What is your experience with glaucoma treatment?
I have a very long history of experience looking patients with glaucoma. My interest in glaucoma started off with me doing a glaucoma research fellowship in the 1990s. My research looked at the role of inflammation in glaucoma surgery, and ever since then, I’ve been involved with glaucoma in some form or fashion.
Because I have been an NHS consultant since 2008, I have seen thousands of patients in glaucoma outpatient clinics as my NHS subspecialty expertise is in the subject of glaucoma. This means that I base my outpatient service almost exclusively on assessing patients who may have risk factors for glaucoma, or who already have a diagnosis of glaucoma.
The care of my patients includes diagnosing and treating their glaucoma. I regularly perform glaucoma treatments including a weekly operating list and a monthly laser list. I undertake an annual appraisal in which my outpatient service, as well as my surgical log book, is scrutinised. In my years as an NHS consultant and the many years I spent training before becoming a consultant, I have never been subject to an adverse event (called a clinical incident) related to my performance.
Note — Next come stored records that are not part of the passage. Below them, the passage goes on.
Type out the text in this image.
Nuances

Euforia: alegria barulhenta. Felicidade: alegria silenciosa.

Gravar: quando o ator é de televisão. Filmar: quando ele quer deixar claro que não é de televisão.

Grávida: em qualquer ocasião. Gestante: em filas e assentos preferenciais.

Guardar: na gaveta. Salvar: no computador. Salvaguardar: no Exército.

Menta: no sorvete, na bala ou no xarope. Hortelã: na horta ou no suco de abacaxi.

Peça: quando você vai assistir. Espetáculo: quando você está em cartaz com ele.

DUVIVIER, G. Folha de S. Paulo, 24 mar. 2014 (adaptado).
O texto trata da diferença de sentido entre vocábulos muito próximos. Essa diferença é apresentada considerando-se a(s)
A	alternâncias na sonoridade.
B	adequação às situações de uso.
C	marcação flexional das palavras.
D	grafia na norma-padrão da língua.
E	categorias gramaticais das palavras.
I am particularly interested in glaucoma surgical treatments including a more recent innovative treatment called microinvasive glaucoma surgery. The reason why I became interested in this type of treatment is that I believe it is essential to be able to offer my glaucoma patients the full range of glaucoma surgical treatments. I have been able to provide this type of treatment to my patients since 2012 and perform about 20 to 30 of these operations per year. I also do the longer established trabeculectomy surgery, performing similar numbers per year.
My experience with cataract surgery for patients with glaucoma
While cataract surgery is an operation performed by most ophthalmologists, cataract surgery is also a treatment for some patients with certain types of glaucoma. I perform about 100 to 150 cataract operations a year. I scrutinise my complication rate as part of my annual appraisal, and it has never been worse than the national average. My case mix in the NHS does consists of patients who have potentially complex cases because of angle closure glaucoma or patients with sight in only one eye.
I enjoy looking after patients long term. When looking after glaucoma patients, it is my job to help patients choose the right management or treatment to help preserve their visual health or function in the long term. I am interested in taking my patients through that journey and looking after them in the best possible way.